The focal segmental glomerulosclerosis (FSGS) is a complex renal disease characterized by different kind of lesions with distinct progression and responses to treatments. The search for a representative experimental model is fundamental to deep understand the course of disease. Balb/c mice is the classic strain used for FSGS experimental model, however others strain as C57/black 6 was also adapted presenting similar dysfunctions to classic model . Here, we were innovative and by first time, it was adapted a heterogeneous mouse strain for experimental FSGS, Swiss line, that importantly mimic the heterogenicity of FSGS patients, providing tools for more effective investigations [2, 4–6, 11, 12, 32–36]. We observed in our novel experimental model that treatment with DOX caused typical FSGS signs (higher proteinuria and weight loss) in mice representing a new FSGS model in the literature, since the model of DOX nephropathy has not been yet developed in this lineage yet.
Considering that FSGS was adapted in our Swiss mice, we decided to investigate the participation of STAT-3 in our model of nephropathy induced by DOX. Proteinuria, especially albuminuria, is one of the main signs found in the model of DOX-induced nephropathy. Albuminuria is due to alterations in the glomerular filtration barrier and oxidative damage in the podocytes caused by DOX  [9, 37]. In our study, significant albuminuria was observed in animals injected with DOX and treatment with STATTIC significantly decreased not only albuminuria but also glycosuria in these animals. In addition, we detected that STATTIC modulated STAT-3 levels and was possible to pointed out the STAT-3 signal molecule as an important marker for experimental FSGS progression .
In order to evaluated the dynamic of STAT-3 signaling, we searched for pro-inflammatory cytokines present in this pathway and that could be altered in our model. Initially, we verified elevated IL-6 levels in DOX-treated animals. In contrast, the inhibition of STAT-3 signal caused a dramatic reduction in its expression. Interleukin-6 has a pleiotropic action on several biological functions and can be secreted by many cell types through stimuli such as infection, inflammation or cancer . For instance, The secretion of IL-6 by monocytes and macrophages following the activation of Toll-like receptors is especially important in cases of inflammation . Moreover, Hunter & Jones  emphasized that there is extensive literature showing that IL-6 modulates various aspects of the innate immune system, including hematopoiesis and neutrophil accumulation at sites of infection or trauma. Thus, it is possible to infer that DOX causes inflammation, with a possible infiltration of macrophages, which in our study can be represented by elevated index of inflammatory cells in renal tissues. These cells are responsible to increase of IL-6 mRNA expression that is frequently observed in patients with primary FSGS associated with cutaneous and systemic plasmacytosis , beyond other nephropathies, such as IgA nephropathy . In line with this, it was also detected significant differences in IL-6 receptor gene (IL-6R) expression between the DOX-injected and STATTIC-treated animals. The blocked of IL-6/IL-6R axis by inhibition of STAT-3 suggests a possible modulation of inflammation with consequent preservation of renal tissue and function. Furthermore, we observed that the treatment with STAT-3 inhibitor resulted in great increase of cytokine signaling suppressor type 3 (SOCS-3). SOCS-3 down regulates the JAK/STAT signal by binding simultaneously to glycoprotein Gp130 (one subunit of the type I cytokine receptor within the IL-6 receptor family) and JAK (a non-receptor tyrosine kinases that transduce cytokine-mediated signals via the JAK-STAT pathway), blocking binding to the substrate . Thus, these findings can be interpreted as a cellular response for modulate inflammation caused by STAT-3 activation.
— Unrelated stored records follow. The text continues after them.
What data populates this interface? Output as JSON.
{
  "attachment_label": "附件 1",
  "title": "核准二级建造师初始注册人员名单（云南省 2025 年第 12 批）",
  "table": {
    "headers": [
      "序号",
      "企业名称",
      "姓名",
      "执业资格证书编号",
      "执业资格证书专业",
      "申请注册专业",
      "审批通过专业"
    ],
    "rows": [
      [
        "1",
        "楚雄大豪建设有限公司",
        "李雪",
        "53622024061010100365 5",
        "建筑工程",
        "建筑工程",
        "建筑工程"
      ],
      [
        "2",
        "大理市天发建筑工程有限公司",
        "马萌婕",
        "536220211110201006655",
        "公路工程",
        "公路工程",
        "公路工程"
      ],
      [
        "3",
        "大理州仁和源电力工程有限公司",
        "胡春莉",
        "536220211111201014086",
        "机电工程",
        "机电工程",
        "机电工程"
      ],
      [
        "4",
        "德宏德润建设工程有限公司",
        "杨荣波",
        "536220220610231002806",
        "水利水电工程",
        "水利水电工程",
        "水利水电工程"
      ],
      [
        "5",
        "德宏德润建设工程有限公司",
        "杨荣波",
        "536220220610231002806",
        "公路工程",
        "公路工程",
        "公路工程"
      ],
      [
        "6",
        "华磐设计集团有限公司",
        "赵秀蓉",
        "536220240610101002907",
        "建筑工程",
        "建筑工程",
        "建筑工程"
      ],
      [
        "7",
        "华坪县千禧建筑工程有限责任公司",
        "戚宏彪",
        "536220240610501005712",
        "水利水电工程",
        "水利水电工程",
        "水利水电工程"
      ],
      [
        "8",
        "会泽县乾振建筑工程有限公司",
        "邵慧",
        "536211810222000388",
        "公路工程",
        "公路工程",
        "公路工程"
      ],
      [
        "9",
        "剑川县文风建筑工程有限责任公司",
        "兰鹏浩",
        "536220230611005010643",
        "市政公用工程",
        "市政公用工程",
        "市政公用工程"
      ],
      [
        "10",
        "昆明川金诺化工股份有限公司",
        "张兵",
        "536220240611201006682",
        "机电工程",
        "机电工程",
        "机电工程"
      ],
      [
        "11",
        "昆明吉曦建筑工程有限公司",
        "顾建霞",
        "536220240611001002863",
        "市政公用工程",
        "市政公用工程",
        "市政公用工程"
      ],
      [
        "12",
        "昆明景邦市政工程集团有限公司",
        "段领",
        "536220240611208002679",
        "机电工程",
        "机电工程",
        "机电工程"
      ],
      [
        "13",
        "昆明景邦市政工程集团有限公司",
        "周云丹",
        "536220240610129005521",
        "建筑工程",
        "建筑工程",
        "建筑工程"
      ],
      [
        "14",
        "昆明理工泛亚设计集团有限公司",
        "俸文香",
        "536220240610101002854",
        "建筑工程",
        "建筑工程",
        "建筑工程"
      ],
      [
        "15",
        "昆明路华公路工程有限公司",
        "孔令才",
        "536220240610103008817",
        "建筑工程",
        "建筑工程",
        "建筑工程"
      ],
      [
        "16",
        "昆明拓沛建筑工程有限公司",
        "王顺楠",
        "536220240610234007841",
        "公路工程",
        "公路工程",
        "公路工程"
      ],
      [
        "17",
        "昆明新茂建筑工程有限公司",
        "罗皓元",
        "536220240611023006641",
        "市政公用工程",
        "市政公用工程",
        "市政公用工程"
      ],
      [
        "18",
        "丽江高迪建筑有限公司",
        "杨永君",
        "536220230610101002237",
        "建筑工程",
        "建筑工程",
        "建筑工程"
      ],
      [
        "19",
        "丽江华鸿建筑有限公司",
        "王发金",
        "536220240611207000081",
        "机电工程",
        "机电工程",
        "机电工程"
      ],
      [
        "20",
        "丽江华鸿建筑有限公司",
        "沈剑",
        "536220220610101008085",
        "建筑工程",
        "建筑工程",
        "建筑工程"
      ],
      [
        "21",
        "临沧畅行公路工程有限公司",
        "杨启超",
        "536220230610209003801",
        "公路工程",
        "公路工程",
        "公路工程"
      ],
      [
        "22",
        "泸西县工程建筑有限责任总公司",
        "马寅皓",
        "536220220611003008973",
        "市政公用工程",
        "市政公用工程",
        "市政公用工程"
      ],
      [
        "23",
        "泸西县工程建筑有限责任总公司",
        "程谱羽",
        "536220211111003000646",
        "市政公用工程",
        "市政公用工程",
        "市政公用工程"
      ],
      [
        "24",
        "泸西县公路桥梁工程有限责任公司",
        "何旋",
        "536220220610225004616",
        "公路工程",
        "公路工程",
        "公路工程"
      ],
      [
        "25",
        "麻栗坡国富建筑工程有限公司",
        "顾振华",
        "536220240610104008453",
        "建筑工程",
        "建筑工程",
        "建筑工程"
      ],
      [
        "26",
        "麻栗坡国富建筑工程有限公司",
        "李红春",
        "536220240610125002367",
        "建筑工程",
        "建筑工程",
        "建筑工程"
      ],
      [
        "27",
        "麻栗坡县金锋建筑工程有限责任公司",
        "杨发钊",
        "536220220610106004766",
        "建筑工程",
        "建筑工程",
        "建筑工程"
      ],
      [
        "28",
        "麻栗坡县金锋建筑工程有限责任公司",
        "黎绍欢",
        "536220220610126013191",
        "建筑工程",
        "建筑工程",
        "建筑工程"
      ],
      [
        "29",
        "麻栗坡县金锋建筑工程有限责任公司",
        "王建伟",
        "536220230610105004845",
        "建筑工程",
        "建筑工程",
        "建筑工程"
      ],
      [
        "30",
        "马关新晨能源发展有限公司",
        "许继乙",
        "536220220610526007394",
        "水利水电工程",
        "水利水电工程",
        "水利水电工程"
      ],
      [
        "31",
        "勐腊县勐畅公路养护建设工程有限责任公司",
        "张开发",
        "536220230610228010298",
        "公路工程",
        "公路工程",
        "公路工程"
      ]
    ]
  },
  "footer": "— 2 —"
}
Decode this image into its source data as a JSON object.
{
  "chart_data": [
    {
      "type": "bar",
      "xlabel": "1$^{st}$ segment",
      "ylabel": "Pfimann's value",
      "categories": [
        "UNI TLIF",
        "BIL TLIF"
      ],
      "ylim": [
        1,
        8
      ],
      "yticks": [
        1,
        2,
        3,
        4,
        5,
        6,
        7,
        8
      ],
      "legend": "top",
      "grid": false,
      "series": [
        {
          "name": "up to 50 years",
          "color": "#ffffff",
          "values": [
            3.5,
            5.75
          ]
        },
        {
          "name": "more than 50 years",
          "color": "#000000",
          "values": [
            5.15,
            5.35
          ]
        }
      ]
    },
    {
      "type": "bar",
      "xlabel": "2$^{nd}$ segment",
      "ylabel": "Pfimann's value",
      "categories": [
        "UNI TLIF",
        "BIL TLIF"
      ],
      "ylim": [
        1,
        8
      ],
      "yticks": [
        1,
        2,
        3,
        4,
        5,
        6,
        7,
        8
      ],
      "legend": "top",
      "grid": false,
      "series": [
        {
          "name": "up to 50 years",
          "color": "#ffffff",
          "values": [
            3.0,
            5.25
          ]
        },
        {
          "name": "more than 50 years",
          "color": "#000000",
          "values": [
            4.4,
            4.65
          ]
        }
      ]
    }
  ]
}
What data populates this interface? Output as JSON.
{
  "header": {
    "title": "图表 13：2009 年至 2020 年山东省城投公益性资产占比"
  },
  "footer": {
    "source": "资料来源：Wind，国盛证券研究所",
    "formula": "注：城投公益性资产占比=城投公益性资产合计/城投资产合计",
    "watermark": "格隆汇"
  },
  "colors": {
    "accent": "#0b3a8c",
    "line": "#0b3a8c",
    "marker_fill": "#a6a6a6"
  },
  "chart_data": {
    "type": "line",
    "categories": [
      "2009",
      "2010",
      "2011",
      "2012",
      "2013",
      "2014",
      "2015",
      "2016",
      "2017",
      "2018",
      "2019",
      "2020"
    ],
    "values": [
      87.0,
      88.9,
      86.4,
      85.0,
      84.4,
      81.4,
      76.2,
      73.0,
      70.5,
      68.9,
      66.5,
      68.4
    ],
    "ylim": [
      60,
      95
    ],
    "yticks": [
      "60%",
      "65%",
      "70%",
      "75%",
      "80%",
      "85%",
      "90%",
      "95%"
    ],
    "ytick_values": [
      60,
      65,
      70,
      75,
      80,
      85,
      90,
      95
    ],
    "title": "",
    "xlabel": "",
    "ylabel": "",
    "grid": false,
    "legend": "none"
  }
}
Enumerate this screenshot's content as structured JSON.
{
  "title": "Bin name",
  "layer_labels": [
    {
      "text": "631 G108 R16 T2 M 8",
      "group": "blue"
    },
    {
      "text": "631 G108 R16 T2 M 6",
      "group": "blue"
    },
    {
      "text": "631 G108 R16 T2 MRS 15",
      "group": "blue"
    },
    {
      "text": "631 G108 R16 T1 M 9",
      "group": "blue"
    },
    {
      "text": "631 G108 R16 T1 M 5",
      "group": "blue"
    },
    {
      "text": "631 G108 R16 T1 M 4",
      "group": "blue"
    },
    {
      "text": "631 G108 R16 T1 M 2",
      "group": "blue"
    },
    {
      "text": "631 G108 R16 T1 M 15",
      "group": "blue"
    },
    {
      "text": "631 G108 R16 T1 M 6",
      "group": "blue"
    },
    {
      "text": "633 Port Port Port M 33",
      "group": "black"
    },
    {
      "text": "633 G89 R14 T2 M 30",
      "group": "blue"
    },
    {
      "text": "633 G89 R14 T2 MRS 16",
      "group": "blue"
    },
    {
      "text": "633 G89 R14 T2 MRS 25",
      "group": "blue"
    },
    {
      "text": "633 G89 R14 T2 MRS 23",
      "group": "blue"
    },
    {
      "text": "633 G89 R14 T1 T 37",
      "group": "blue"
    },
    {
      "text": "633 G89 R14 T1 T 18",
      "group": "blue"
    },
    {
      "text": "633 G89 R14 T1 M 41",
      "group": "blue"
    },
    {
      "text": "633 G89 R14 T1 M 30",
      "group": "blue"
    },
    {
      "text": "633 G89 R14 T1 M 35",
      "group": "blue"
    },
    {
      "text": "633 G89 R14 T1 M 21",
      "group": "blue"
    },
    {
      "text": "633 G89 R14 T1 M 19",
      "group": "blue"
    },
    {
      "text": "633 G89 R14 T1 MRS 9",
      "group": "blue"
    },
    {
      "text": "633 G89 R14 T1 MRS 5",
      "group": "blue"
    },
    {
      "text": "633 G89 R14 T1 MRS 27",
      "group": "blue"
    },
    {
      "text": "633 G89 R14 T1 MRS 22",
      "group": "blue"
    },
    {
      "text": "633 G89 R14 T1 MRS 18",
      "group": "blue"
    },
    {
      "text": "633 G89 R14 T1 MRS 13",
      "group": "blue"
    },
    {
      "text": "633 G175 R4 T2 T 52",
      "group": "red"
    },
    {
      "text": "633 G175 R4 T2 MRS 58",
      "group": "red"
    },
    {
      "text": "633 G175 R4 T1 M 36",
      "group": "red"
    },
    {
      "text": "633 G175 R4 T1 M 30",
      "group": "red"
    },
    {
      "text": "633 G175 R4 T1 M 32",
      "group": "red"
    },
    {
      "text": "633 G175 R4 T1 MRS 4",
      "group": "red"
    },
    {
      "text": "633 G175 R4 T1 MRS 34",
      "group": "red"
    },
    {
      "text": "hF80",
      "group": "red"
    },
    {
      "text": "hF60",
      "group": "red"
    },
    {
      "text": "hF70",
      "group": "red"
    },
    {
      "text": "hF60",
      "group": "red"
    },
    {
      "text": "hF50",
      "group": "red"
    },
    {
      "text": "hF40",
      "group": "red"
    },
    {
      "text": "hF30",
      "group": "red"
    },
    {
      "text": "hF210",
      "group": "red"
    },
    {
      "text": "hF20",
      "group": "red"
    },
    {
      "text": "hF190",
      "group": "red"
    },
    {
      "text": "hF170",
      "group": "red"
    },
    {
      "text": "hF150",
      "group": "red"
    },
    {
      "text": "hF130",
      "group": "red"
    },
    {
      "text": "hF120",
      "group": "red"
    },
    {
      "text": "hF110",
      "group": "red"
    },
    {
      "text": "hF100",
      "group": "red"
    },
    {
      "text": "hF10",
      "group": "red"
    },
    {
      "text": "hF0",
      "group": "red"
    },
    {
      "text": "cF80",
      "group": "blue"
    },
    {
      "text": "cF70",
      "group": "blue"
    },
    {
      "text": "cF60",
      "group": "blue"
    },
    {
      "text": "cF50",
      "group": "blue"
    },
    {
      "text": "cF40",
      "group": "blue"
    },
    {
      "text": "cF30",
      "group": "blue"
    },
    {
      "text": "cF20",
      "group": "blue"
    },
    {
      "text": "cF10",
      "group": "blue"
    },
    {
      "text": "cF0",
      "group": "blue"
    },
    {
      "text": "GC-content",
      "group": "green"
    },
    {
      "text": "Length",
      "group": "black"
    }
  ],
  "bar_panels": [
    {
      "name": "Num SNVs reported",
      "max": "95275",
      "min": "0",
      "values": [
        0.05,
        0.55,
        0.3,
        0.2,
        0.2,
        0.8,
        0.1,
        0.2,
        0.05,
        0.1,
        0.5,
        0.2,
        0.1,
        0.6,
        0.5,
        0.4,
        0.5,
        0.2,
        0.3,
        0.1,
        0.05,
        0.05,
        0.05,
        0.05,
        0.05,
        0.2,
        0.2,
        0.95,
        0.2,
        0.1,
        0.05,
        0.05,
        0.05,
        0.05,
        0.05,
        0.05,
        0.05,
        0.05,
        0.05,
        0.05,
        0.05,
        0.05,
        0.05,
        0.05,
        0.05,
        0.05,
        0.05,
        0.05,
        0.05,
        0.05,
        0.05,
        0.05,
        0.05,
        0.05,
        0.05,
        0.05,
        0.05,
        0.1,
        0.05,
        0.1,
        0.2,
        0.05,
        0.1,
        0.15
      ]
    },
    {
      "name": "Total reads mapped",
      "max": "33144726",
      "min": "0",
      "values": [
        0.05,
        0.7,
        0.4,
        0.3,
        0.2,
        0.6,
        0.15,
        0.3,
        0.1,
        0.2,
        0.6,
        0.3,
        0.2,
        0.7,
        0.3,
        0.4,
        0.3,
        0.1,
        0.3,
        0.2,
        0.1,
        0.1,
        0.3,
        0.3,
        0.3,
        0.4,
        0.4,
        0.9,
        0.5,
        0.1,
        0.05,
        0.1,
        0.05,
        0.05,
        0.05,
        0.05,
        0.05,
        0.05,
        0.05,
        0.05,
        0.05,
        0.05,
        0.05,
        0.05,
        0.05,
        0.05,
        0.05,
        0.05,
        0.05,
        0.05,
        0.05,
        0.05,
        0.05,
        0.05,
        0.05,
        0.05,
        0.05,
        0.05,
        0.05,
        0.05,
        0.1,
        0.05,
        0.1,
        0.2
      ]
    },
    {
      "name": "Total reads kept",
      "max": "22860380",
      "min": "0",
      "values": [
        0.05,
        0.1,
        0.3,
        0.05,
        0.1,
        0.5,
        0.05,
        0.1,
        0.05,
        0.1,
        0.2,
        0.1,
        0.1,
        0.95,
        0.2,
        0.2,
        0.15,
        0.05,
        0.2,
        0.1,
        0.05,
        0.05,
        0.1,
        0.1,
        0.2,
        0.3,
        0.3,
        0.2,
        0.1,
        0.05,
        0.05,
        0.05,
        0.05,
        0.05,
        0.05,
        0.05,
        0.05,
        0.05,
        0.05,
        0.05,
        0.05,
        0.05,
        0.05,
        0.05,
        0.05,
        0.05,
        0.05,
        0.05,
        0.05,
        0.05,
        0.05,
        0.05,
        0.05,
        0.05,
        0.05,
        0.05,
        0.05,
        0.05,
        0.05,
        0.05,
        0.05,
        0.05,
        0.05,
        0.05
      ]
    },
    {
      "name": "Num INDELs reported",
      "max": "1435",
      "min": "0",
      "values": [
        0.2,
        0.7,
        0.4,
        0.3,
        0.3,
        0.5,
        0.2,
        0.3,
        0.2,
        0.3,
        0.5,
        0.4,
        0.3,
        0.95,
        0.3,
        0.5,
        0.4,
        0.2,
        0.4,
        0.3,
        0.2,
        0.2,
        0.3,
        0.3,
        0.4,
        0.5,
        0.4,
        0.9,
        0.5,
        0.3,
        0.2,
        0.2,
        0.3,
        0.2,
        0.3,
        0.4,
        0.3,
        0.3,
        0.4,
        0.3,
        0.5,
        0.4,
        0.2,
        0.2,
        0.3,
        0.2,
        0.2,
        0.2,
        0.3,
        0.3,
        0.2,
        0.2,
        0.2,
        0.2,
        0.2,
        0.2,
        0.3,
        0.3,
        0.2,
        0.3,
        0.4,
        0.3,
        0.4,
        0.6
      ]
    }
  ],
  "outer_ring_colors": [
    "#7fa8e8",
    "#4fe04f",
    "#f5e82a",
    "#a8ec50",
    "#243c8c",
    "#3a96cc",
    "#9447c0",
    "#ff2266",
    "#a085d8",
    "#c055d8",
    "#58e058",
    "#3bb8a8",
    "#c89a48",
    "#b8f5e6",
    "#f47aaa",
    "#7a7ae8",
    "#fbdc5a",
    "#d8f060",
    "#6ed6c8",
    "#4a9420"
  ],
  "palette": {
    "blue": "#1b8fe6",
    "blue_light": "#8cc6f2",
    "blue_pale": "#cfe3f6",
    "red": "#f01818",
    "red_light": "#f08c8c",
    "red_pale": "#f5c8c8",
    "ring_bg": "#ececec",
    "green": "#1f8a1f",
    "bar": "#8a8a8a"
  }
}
Finally, is reported that renal inflammation can trigger renal fibrosis cascade and impair kidney function . Then is expected that DOX-mediated inflammation may promote fibrosis in FSGS experimental model. According to this we observed that DOX-administrated mice demonstrated consistent signs of tubulointerstitial fibrosis and tubular necrosis which did not were observed in control animals e STATTIC-treated group. Tao et al  using microscopic and transcriptomic evidences also identified glomerular and tubulointerstitial STAT-3 activation in renal biopsy of FSGS patients. Additionally, Bienaimè  yet demonstrated an important role for STAT-3 in tubulointerstitial communication during chronic kidney disease. The authors reported that STAT-3 activation promotes accumulation of interstitial matrix and fibroblasts, leading to increasing of tubulointerstitial fibrosis, while the STAT-3 inactivation causes decrease in tubulointerstitial fibrosis. Thus, our results indicate that STAT-3 pathway possess an important role in experimental FSGS induced by DOX and may be an important molecule to be investigated in further studies.